- Author
- Thomson, Max
- Subjects
- History - general
- Tags
-
- RAN Ships
- None noted.
- Publication
- March 1989 edition of the Naval Historical Review (all rights reserved)
Any wartime night at sea was long. Men came off watch with their eyes ‘sticking out like organ stops’ after four hours of trying to pierce the gloom in never-ending vigilance and the search for lurking dangers.
As the war progressed and ships came to be fitted with Radar to penetrate the night darkness, convoy steaming dispositions became more assured and with so much less of the drama that evolved in pre-Radar days when bridge, deck and crow’s nest lookouts were the only night-time ‘eyes’.
It was always something of a relieved ship’s company that turned-to for the obligatory dawn action stations and the satisfaction of seeing the night gloom give way to the first glimmers of daylight with an assurance that the ships in company were still in position.
Yet there was a fascinating compensation for those Navy men — appreciated properly all these years afterwards. Ultimately, after prolonged periods away, their ships returned to Sydney as the fleet base. A run ashore was top priority but when men were confined on board as ‘duty watch’, they found that even a middle or morning watch was, in retrospect anyhow, quite a memorable experience. Aboard their ship lying in Farm Cove adjacent to where the Opera House now stands or shackled to a buoy in the naval anchorage off Garden Island or in Elizabeth Bay, Sydney Harbour by night presented a spectacular scene of great contrast for men more accustomed to nights at sea under rigid blackout conditions. Despite the wartime brown-out and the lack of the towering skyscrapers that dominate today, Sydney by night was always a spectacle, especially for those aboard ships lying in the harbour with the full grandeur of the scene totally surrounding them.
Trams as well as trains rumbled over the harbour bridge in those days, with the ever-present ferries scurrying back and forth plus the arrivals and departures at all hours of the great convoys of troopships, transports, tankers and their Navy escorts.
The break of dawn, viewed from a warship lying in the harbour, represented a special memory for those privileged to have seen it. As the lights on all sides faded and the first rays of sun picked up points of significance around the harbour, the city itself began to stir into its wartime frenzy of activity; culminating a little later with the armada of warship’s own boats and charter craft that operated the shuttles from Man-o-War Steps and other key points to return libertymen to their ships after a night’s run ashore.

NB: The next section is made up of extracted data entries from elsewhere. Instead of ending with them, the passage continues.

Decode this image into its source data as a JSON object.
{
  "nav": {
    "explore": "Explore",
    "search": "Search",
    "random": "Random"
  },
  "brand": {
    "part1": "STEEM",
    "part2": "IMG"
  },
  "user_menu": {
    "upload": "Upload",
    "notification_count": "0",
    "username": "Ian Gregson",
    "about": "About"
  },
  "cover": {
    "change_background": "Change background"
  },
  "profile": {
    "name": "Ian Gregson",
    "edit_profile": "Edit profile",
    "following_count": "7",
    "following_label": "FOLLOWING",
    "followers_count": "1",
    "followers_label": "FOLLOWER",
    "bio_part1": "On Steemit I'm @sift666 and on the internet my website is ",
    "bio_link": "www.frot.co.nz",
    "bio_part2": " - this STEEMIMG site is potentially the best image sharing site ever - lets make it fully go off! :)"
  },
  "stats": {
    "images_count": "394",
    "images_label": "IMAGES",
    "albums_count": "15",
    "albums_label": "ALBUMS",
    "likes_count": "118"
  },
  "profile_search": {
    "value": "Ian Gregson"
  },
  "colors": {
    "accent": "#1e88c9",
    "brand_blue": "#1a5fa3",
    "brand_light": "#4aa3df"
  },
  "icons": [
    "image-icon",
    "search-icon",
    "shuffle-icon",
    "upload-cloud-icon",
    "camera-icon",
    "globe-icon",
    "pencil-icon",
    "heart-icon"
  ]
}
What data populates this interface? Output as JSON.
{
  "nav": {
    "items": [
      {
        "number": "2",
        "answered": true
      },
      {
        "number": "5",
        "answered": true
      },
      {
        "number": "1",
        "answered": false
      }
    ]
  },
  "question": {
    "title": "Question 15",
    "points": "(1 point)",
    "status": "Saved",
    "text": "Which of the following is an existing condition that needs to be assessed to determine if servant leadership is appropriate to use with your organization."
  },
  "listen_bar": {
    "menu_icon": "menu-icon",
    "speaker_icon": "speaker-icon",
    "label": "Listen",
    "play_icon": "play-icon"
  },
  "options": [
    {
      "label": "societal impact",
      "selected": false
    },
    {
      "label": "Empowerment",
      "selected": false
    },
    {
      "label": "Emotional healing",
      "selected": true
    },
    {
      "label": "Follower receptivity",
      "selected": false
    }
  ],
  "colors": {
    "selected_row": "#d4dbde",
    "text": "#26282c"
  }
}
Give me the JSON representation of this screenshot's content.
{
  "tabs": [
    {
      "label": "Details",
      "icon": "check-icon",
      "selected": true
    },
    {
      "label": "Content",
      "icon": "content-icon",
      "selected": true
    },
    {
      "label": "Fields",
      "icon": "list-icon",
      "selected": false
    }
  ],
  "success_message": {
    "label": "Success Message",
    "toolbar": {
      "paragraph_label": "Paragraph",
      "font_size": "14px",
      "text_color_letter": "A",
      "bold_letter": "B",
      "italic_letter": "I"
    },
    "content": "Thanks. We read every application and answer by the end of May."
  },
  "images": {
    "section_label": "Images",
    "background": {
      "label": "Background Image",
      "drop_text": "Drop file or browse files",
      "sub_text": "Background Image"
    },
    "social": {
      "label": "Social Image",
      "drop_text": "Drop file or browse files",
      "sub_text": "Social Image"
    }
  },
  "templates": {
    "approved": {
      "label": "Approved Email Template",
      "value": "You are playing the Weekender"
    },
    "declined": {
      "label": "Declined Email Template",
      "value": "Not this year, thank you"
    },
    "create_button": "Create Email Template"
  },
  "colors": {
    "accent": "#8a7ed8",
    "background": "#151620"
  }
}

Today tourists galore pay top dollars to enjoy the harbour’s night-time scene from positions of luxury high around the harbour foreshore. Sailors of the fleet certainly did not have that touch of luxury aboard their stark steel warships, but they did have an experience which, all these years afterwards, has come to be regarded and appreciated for the unique opportunity it represented under Sydney’s wartime conditions.